31 Ocak 2015

Din adına girişilen kıyıma bir tanıklık

Bu küçük ve alçakgönüllü film, dünyamızın bir bölümünde şu anda oynanan büyük trajediyi yansıtıyor.

TİMBUKTU    X  X  X  

Yönetmen: Abdurahman Sissako
Senaryo: A. Sissako, Kessen Tall
Görüntü: Sofian El Fani
Müzik: Amin Bouhafa
Oyuncular: İsmail Ahmed, Abel Jafri, Toulou Kiki, Leyla Walet Muhammed, Hichem Yacoubi/ Mali-Fransa yapımı.

 

Talihsiz Afrika ülkelerinden biri, eski adıyla Mali, yeni adıyla Moritanya’de 2012 yılı. Timbuktu kenti ve çevresi, o ünlü Afrikalı aşırı İslamcı gruplardan birinin baskınına uğıramıştır. Yedi öküzlük bir sürünün sahibi Kidane, kırsal varoşlarda karısı Satima, genç kızı Toya ve 12 yaşındaki çobanı İssa’yla birlikte sakin bir hayat sürer. Ve yakında olup biten vahşetten uzak kaldığını sanır.
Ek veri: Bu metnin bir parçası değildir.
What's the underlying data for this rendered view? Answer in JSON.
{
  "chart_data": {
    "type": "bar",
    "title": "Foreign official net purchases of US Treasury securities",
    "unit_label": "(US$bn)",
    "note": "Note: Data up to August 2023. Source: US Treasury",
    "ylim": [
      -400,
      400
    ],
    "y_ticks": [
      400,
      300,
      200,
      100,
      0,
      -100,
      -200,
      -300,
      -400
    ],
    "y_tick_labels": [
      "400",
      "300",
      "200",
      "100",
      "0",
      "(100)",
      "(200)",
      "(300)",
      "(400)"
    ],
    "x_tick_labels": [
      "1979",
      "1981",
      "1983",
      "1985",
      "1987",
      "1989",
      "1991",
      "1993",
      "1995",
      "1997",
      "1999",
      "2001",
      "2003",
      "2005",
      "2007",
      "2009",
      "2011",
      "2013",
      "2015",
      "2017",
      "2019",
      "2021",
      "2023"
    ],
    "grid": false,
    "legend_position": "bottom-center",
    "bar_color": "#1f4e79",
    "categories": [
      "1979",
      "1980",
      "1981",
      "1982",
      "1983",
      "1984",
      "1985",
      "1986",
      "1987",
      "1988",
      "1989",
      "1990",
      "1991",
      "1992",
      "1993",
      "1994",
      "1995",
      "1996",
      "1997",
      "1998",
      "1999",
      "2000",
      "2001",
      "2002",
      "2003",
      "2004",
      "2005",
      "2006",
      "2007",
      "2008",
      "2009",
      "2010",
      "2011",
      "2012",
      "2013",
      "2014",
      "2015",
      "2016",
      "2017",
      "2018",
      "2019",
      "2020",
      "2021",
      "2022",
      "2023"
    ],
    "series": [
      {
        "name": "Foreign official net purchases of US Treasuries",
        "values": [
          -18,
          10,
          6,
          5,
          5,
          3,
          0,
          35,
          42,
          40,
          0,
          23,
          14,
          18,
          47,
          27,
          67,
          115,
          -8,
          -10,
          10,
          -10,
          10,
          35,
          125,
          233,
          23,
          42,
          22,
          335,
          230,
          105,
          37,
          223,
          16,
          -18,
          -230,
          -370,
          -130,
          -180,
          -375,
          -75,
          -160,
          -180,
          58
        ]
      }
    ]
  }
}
Ama bu bir yanılgıdır. Cihatçı militanlar kısa zamanda oraya da uzanırlar. İçki, sigara, dans ve eğlence zaten yasaktır. Ama ya futbol? Hele cihatçılardan biri de bu spora gerçek bir ilgi duyuyorsa?
Ya müzik? Afrika gibi ritmi adeta damarlarında duyumsayan insanlar diyarında, şarkı ve dans yasaklanabilir mi? Ve gece mehtaba karşı atalarından kalma şarkısını söyleyen bir kadın, bu yüzden tutuklanabilir mi? Gülmeyi bile yasaklayan bir rejim, bu canlı ve yerinde duramayan insanlar diyarında veya dünyanın herhangi bir yerinde gerçekten egemen olabilir mi? 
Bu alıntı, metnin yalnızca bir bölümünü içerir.